Казалось бы, здесь автор позволяет нам “заглянуть прямо в сознание” Элизабет и Раскольникова, а потому разве могут они быть зимбо? Но не забывайте, где у сознательных людей поток сознания, у зимбо – поток бессознательного! В конце концов, в зимбо нет ничего чудесного: их поведение контролируется множеством внутренних процессов невероятной информационной сложности и модулируется практичными аналогами эмоций, соответствующими счастью, смятению и боли. Таким образом, Элизабет и Раскольников могут быть зимбо, а Остин и Достоевский просто используют знакомые и любимые всем нам по народной психологии термины для описания их внутренних процессов, подобно тому как программисты говорят об итерационном “поиске” и рискованных “суждениях” создаваемых ими шахматных программ. Зимбо может стыдиться потери положения в обществе и может задыхаться от любви.
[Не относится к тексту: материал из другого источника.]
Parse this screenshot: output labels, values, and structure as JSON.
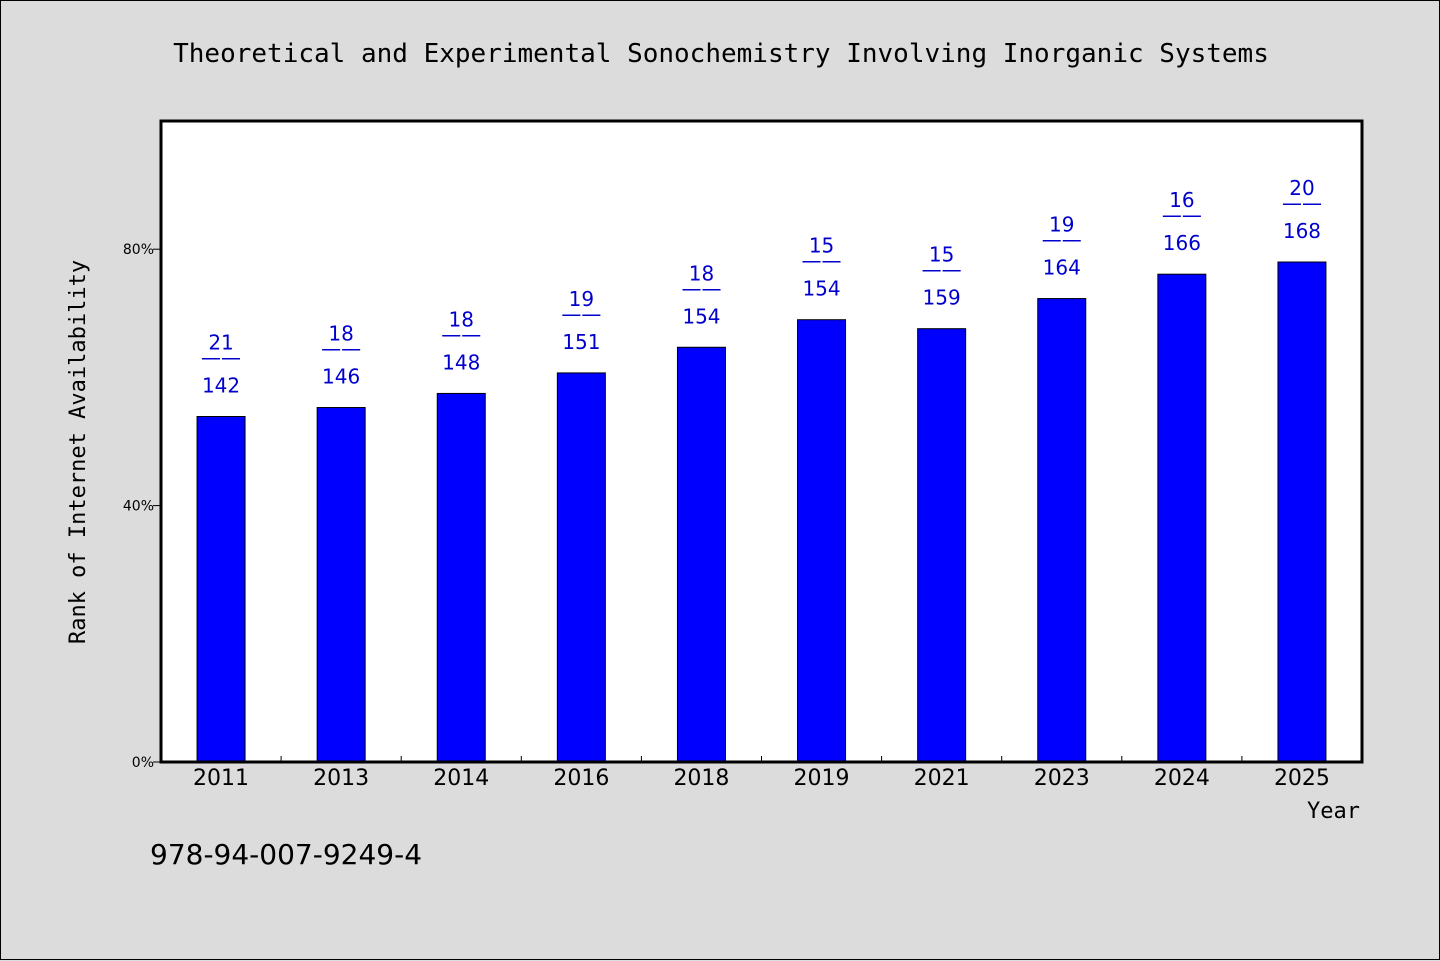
{
  "colors": {
    "background": "#dcdcdc",
    "plot_background": "#ffffff",
    "bar": "#0000ff",
    "label": "#0000cc"
  },
  "isbn": "978-94-007-9249-4",
  "chart_data": {
    "type": "bar",
    "title": "Theoretical and Experimental Sonochemistry Involving Inorganic Systems",
    "xlabel": "Year",
    "ylabel": "Rank of Internet Availability",
    "ylim": [
      0,
      100
    ],
    "yticks": [
      0,
      40,
      80
    ],
    "ytick_labels": [
      "0%",
      "40%",
      "80%"
    ],
    "grid": false,
    "categories": [
      "2011",
      "2013",
      "2014",
      "2016",
      "2018",
      "2019",
      "2021",
      "2023",
      "2024",
      "2025"
    ],
    "values": [
      53.9,
      55.3,
      57.5,
      60.7,
      64.7,
      69.0,
      67.6,
      72.3,
      76.1,
      78.0
    ],
    "data_labels": [
      {
        "top": "21",
        "sep": "——",
        "bottom": "142"
      },
      {
        "top": "18",
        "sep": "——",
        "bottom": "146"
      },
      {
        "top": "18",
        "sep": "——",
        "bottom": "148"
      },
      {
        "top": "19",
        "sep": "——",
        "bottom": "151"
      },
      {
        "top": "18",
        "sep": "——",
        "bottom": "154"
      },
      {
        "top": "15",
        "sep": "——",
        "bottom": "154"
      },
      {
        "top": "15",
        "sep": "——",
        "bottom": "159"
      },
      {
        "top": "19",
        "sep": "——",
        "bottom": "164"
      },
      {
        "top": "16",
        "sep": "——",
        "bottom": "166"
      },
      {
        "top": "20",
        "sep": "——",
        "bottom": "168"
      }
    ]
  }
}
Никогда не забывайте, как подвело воображение Уильяма Бэтсона. Когда я изо всех сил стараюсь не попасть в эту ловушку, выискивая просчеты в своих допущениях и пытаясь понять, где я мог ошибиться насчет зомби, я всегда совершаю воображаемые открытия, которые показывают – в лучшем случае, – что концепция сознания вообще весьма сумбурна. К примеру, я могу вообразить, что существует два (или семь, или девяносто девять) различных типа так называемого сознания, причем для левшей характерен один, для правшей другой, а для омаров – третий. Но вообразить это можно (пока что) лишь одним способом – я должен представить, что они отличимы по следующим функциональным критериям: левши не могут X, правши не могут Y и так далее. Но эти различимые различия лишь показывают, что мы вообще говорим не о философских зомби, потому что (по определению) философского зомби не отличить от “истинно сознательного” человека на основании внешних критериев. При этом никто еще не сумел описать внутреннее отличие истинного сознания, в основе которого не лежит способность предположительно сознательного человека делать что-либо на уровне “психики”, тем самым убеждая нас (и себя самого) в своей сознательности. Но каким бы ни было это психическое различие, вероятно, в “потоке бессознательного” зомби найдется и его фальшивый аналог. Если нет, то почему? Итак, я вполне уверен, что концепция философского зомби – своего рода интеллектуальная галлюцинация, недуг, который можно перерасти. Попробуйте. Далее в этом разделе я помогу вам справиться с этой задачей и пересмотреть свои представления.
56. Проклятие цветной капусты
Вижу, вы облизываетесь при виде только что сваренной цветной капусты, от одного запаха которой меня начинает тошнить. Мне сложно понять, как вам вообще может нравиться этот вкус, а потому я подозреваю, что вы, вероятно, ощущаете вкус цветной капусты иначе, чем ощущаю его я. Казалось бы, эта гипотеза вполне правдоподобна, ведь я прекрасно знаю, что в разное время я по-разному ощущаю вкус одной и той же пищи. К примеру, первый глоток апельсинового сока за завтраком кажется гораздо более сладким, чем второй, если между ними я съем кусок блинчика с кленовым сиропом, но после пары глотков кофе апельсиновый сок снова становится (примерно? точно?) таким же, каким он был при первом глотке. Безусловно (динь!), нам хочется говорить (или думать) о таких вещах, и, безусловно (динь!), мы не слишком ошибаемся, когда делаем это, поэтому… безусловно (динь!), вполне нормально говорить о том, как Деннет ощущает вкус сока в момент времени t, и спрашивать, так же или иначе Деннет ощущает вкус сока в момент времени t’ или Джонс ощущает вкус сока в момент времени t. Назовем то, какими вещи предстают перед нами, термином квалиа (qualia).
Этот “вывод” кажется невинным, но мы уже совершили большую ошибку. Подразумевается, что на последнем этапе мы можем отделить “квалиа” от всего остального – хотя бы теоретически. То, как X ощущает вкус сока, предположительно можно отличить от всех сопутствующих, второстепенных факторов, или побочных продуктов этого “центрального” ощущения. Можно смутно представить, как в каждом из случаев все лишнее постепенно отбрасывается, чтобы самое главное – то, как разные индивиды видят, слышат, чувствуют вещи, а также ощущают их вкус и запах в разное время, – оказалось отделено от того, что оказывает влияние на этих индивидов и стимулирует их нечувственное восприятие, и от того, как они себя впоследствии ведут и во что решают верить. Главная ошибка не в том, что мы допускаем возможность хотя бы иногда или всегда проводить такую очистку на практике, а в том, что вне зависимости от успешности попыток этой очистки нам кажется, будто существует некоторое остаточное свойство.